Compared to the more obvious choice (West Systems) this epoxy comes in at half the cost, has a dark coloration, and requires only 1 to 2 coats. It has a very syrupy consistency, wetting out fiberglass mats would be almost impossible. It also makes painting vertical surfaces quite easy. The smell is very benign, I suffered no immediate brain damages besides a very light headache in my not so aerated garage. After 12 hours Coat-It starts to get less tacky, and after 2 or 3 days it feels dry.
Important things with epoxy - take the right proportions, and mix well. I got an 8lb kit of Coat-It which covers around 80sqft (about the size of my project). 7lb resin and 1lb hardener, so it needs to be mixed 7:1, which was simple enough with a little scale that otherwise weights fertilizer powders.

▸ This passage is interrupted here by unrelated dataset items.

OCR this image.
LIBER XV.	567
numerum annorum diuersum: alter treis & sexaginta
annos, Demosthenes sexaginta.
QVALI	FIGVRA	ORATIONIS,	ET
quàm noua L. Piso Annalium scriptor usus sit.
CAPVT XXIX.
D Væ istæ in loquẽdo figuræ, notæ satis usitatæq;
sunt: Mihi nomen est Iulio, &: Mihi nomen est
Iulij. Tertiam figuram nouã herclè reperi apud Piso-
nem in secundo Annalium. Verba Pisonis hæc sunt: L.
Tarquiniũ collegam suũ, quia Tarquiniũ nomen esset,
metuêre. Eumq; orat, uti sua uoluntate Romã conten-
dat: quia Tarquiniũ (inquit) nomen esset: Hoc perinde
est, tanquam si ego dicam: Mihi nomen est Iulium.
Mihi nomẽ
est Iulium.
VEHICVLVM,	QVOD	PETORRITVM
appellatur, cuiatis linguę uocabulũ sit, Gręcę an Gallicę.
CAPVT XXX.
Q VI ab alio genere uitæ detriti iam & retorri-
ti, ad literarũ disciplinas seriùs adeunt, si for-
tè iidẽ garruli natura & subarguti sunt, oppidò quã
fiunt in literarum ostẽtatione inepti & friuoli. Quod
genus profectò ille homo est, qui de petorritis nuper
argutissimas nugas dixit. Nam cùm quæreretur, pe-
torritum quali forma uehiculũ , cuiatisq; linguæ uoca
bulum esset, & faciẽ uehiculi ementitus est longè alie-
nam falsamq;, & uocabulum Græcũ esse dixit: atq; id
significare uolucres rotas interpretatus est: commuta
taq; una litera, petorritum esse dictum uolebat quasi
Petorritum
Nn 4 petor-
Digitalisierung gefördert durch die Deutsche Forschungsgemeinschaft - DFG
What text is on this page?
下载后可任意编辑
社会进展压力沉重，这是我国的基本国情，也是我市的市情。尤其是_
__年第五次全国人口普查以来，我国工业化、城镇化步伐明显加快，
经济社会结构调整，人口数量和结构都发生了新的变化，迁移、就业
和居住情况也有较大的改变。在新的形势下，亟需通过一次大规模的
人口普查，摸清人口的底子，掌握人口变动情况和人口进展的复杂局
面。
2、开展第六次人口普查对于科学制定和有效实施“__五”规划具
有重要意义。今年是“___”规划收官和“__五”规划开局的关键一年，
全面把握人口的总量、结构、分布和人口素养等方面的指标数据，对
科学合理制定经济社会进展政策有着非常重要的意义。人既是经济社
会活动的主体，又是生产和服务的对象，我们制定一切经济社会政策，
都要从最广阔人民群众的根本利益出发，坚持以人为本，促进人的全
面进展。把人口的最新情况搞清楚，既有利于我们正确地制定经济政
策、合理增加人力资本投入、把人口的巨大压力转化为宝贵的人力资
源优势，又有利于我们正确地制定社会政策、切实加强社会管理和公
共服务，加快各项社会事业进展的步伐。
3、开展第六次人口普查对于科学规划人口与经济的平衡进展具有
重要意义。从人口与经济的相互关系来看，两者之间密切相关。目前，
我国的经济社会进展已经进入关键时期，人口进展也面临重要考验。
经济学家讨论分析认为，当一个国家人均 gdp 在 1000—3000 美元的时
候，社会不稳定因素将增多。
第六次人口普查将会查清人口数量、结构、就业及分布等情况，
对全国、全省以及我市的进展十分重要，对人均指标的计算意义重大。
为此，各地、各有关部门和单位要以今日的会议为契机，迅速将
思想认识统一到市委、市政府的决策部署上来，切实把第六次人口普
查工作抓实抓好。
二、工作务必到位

One of the things to avoid with epoxy is to get it on your skin... can you say itch & burn? I wore two pairs of gloves, thin latex underneath some heavy duty ones. The latex ones help to get the thicker ones off without touching any epoxy.
The dark coloration makes it easier to see where the coat is too thin. I did two layers in most places. To apply it, a fairly stiff bristled brush that didn't shed hairs worked best for me. Neither freezing the brushes nor keeping them submerged in paint thinner kept the epoxy from hardening, so I just threw them out after each painting session.
Like I mentioned earlier, kept both tanks and the back separate to make painting easier. With the filter compartments, it would have been difficult to paint with the back panel attached.
After silicone-ing the front glass panels, I will screw/glue the back to the rest of the construction and paint just where the corners meet. Already drilled a hole into the garage wall for the overflow. Time to think about how to lift the whole thing up onto its concrete base. I'd like to suspend it in the air somehow, while adding some thinset, and then lowering it down into the fresh mortar to provide the most level surface.